Une lecture fabuleuse, un livre étonnant, détonant.
Je m'explique : j'aime beaucoup les romans non pas historiques mais ancrés dans une réalité historico-politico-socio-culturelle (rien que cela) précise (et que je vérifie en général). Ici, que du bonheur. Une plongée dans cet empire austro-hongrois de la fin du XIXème siècle à sa dislocation et puis sa triste suite. Sur le plan historique, ce roman est un nectar. Il nous ramène à ce qu'on nous a appris, les Habsbourg, Sissi, ah que c'est beau, et Lothar nous présente ce passé avec un humour, un regard critique emprunt d'ironie bienveillante malgré tout.
Sur le plan de l'écriture, quel bonheur de lire dans un registre soutenu, une belle langue, musicale, riche, subtile, rare, trop rare. Une agréable dégustation.
Les personnages romanesques sont d'une richesse époustouflante, et si peu manichéens. Ils portent tous un peu le bien et un peu le mal. Ils essayent de vivre et de survivre au carcan de l'empire, puis de sa dislocation, puis dans cette petite Autriche miniaturisée.
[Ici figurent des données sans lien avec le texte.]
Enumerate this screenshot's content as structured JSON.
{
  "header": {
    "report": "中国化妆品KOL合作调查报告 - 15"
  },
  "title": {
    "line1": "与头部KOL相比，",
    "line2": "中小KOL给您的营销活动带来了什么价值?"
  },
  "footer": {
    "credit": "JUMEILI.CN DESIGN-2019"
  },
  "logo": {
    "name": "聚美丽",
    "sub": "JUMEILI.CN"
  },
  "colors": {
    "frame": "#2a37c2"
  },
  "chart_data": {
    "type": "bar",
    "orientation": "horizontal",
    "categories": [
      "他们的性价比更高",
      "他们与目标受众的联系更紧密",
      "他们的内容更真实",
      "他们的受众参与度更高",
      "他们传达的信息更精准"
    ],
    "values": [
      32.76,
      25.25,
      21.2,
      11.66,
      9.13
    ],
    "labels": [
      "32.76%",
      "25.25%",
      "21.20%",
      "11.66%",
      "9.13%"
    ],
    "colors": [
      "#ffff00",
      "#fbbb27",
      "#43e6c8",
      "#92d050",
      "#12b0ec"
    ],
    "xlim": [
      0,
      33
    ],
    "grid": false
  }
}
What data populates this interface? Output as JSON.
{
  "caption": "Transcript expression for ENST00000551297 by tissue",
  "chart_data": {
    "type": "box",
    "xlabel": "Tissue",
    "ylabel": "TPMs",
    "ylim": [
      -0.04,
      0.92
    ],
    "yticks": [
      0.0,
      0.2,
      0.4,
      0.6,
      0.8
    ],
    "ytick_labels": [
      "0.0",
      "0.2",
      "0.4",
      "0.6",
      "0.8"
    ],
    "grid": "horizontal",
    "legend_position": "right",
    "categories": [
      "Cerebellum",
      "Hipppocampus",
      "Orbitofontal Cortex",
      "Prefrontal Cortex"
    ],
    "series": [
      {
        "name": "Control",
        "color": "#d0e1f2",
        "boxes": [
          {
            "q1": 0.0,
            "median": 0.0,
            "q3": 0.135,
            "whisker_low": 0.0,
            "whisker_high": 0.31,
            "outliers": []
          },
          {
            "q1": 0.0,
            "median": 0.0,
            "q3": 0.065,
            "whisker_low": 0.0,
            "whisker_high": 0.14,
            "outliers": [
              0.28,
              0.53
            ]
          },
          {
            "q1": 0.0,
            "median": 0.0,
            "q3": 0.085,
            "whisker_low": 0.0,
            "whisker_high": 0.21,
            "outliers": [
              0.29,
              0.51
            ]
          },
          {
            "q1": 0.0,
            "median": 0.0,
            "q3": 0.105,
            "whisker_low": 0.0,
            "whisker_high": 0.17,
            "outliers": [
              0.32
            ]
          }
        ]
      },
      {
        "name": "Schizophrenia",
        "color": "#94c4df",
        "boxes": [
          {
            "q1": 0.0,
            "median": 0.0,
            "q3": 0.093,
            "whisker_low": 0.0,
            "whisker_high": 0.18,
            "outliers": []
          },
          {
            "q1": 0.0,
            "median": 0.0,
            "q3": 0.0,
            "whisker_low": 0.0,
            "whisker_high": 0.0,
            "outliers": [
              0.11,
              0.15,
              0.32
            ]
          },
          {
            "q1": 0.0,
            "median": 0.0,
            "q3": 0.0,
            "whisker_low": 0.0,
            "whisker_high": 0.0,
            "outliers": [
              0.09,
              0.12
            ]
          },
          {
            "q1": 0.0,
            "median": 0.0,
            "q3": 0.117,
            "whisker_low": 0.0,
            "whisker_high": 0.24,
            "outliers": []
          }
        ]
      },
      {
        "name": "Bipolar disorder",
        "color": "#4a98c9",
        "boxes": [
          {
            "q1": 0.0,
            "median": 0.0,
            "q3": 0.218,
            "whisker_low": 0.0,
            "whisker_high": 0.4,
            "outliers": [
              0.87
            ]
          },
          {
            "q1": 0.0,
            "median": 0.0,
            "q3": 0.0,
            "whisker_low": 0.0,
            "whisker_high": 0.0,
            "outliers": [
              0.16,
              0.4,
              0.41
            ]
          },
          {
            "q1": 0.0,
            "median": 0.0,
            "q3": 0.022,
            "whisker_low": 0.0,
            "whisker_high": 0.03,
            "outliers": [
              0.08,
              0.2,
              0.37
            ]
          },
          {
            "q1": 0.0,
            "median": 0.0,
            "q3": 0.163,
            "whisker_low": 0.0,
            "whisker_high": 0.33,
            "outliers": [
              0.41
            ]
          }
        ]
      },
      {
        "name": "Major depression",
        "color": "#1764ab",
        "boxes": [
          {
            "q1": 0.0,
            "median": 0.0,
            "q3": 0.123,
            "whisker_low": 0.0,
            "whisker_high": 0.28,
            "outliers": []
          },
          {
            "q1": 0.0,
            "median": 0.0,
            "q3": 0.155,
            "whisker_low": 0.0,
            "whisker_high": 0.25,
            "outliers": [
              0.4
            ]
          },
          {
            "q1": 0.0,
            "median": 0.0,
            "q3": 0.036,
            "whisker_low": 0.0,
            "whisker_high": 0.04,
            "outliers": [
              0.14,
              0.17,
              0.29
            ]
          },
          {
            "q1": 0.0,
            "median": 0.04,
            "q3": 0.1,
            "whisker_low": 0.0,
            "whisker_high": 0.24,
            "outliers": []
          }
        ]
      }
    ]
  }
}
J'ai lu avec une délectation, alors que Lothar ne m'est pas contemporain, des pages sublimes sur qu'est ce qu'être Autrichien. Qu'est ce que le sentiment national, le patriotisme. Ces pages sont d'une actualité décoiffante.
J'ai lu avec délectation les pages où Lothar ayant bien décrit cet empire multinational (magyar, slovène, ruthène etc...) et se moque des spécificités autrichiennes, entre le viennois et le tyrolien, et le styrien, et l'accent allemand ou l'italien. Avec un demi siècle au moins, il nous fait rire, jaune ou pas, de ce qu'est l'Europe ou de ce qu'elle ne réussit pas à être. Quelle intelligence anticipative !
J'ai ri souvent, car l'écriture riche et subtile est drôle et légère pour des thèmes sérieux voire sombres.
Le début n'est pas facile car l'auteur nous fait entrer d'emblée dans le vif sujet, la maison numéro 10 qui abrite et donc raconte la saga... de multiples personnages à mémoriser immédiatement. Passés ces premiers chapitres, l'histoire se resserre et se recentre sur peu de personnages, les autres deviennent secondaires, on y gagne en clarté. Et à partir de là, on lit en continu avec avidité.
Ernst Lothar nous fait comprendre ce petit bout de terre appelée Autriche après avoir représenté presque l'ensemble de l'Europe centrale et orientale. Il nous fait comprendre que le sentiment national est une construction. Il nous fait comprendre la futilité de bien de nos croyances. Et pour conclure, cela avec des personnages magnifiques, aimables ou repoussants, mais tous dignes, et dans une non moins magnifique écriture.